President Donald Trump signed an executive order today moving marijuana out of the federal government’s most restrictive drug category, formally acknowledging that cannabis has medical value and a lower potential for abuse than previously recognized.
The order reclassifies marijuana from Schedule I, alongside heroin, to Schedule III, placing it in the same category as drugs like ketamine and testosterone. It also authorizes a new pilot program through the Centers for Medicare and Medicaid Services to reimburse certain cannabidiol, or CBD, treatments, including for cancer patients.
The move eases barriers to research and pharmaceutical development, but it does not legalize marijuana, does not change federal or state enforcement practices, and does not create legal retail access. For Virginia and Richmond, the announcement underscores a widening disconnect between federal policy signals and the state’s unresolved cannabis framework.
A federal shift, not legalization
Schedule III status makes it easier for universities, hospitals, and pharmaceutical companies to study cannabis and develop standardized cannabinoid-based medications. Researchers have long argued that Schedule I classification imposed unnecessary hurdles, even as medical cannabis programs expanded nationwide.

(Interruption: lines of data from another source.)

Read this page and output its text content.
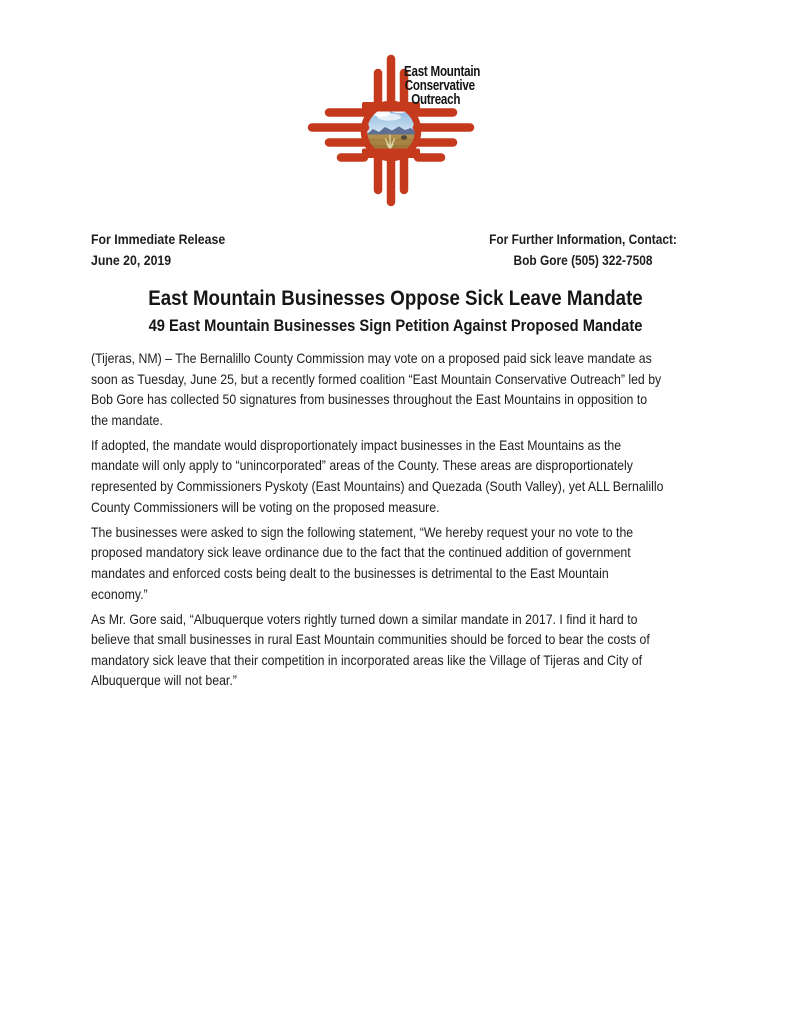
East Mountain
Conservative
Outreach
For Immediate Release
June 20, 2019
For Further Information, Contact:
Bob Gore (505) 322-7508
East Mountain Businesses Oppose Sick Leave Mandate
49 East Mountain Businesses Sign Petition Against Proposed Mandate

(Tijeras, NM) – The Bernalillo County Commission may vote on a proposed paid sick leave mandate as
soon as Tuesday, June 25, but a recently formed coalition “East Mountain Conservative Outreach” led by
Bob Gore has collected 50 signatures from businesses throughout the East Mountains in opposition to
the mandate.

If adopted, the mandate would disproportionately impact businesses in the East Mountains as the
mandate will only apply to “unincorporated” areas of the County. These areas are disproportionately
represented by Commissioners Pyskoty (East Mountains) and Quezada (South Valley), yet ALL Bernalillo
County Commissioners will be voting on the proposed measure.

The businesses were asked to sign the following statement, “We hereby request your no vote to the
proposed mandatory sick leave ordinance due to the fact that the continued addition of government
mandates and enforced costs being dealt to the businesses is detrimental to the East Mountain
economy.”

As Mr. Gore said, “Albuquerque voters rightly turned down a similar mandate in 2017. I find it hard to
believe that small businesses in rural East Mountain communities should be forced to bear the costs of
mandatory sick leave that their competition in incorporated areas like the Village of Tijeras and City of
Albuquerque will not bear.”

What the order does not do is legalize cannabis sales or protect existing businesses. Flower, edibles, and vape products remain illegal under federal law outside approved programs, and state laws still govern possession, sales, and enforcement.
Virginia’s unresolved contradiction
Virginia legalized adult possession of marijuana in 2021 but never implemented a legal retail system. Residents can legally possess cannabis, yet buying or selling it remains illegal. Lawmakers have failed for multiple sessions to agree on a regulated marketplace.
As RVA Magazine previously reported, the Joint Commission on the Future of Cannabis Sales has proposed a framework aimed at launching adult-use retail by November 2026. The plan includes a limited number of licenses, accelerated pathways for existing medical operators, and a set of “impact licenses” intended to prioritize applicants harmed by past cannabis enforcement or economic disinvestment.
That framework has drawn criticism from advocates and small operators who argue it prioritizes control and consolidation over access. With roughly 350 projected retail licenses statewide and high capital requirements, many fear the market will be dominated by well-funded companies while smaller entrepreneurs are shut out before sales even begin.
Federal rescheduling weakens one of the long-standing justifications for delay. Cannabis is no longer classified as having no medical use. The federal government has moved. Virginia has not.
Richmond’s enforcement reality
In Richmond, the gap between federal posture and state enforcement is already having real consequences.
While federal agencies prepare for expanded research and Medicare reimbursement tied to pharmaceutical-grade cannabinoid products, Virginia is actively cracking down on vape and hemp-derived cannabinoid retailers operating under state law.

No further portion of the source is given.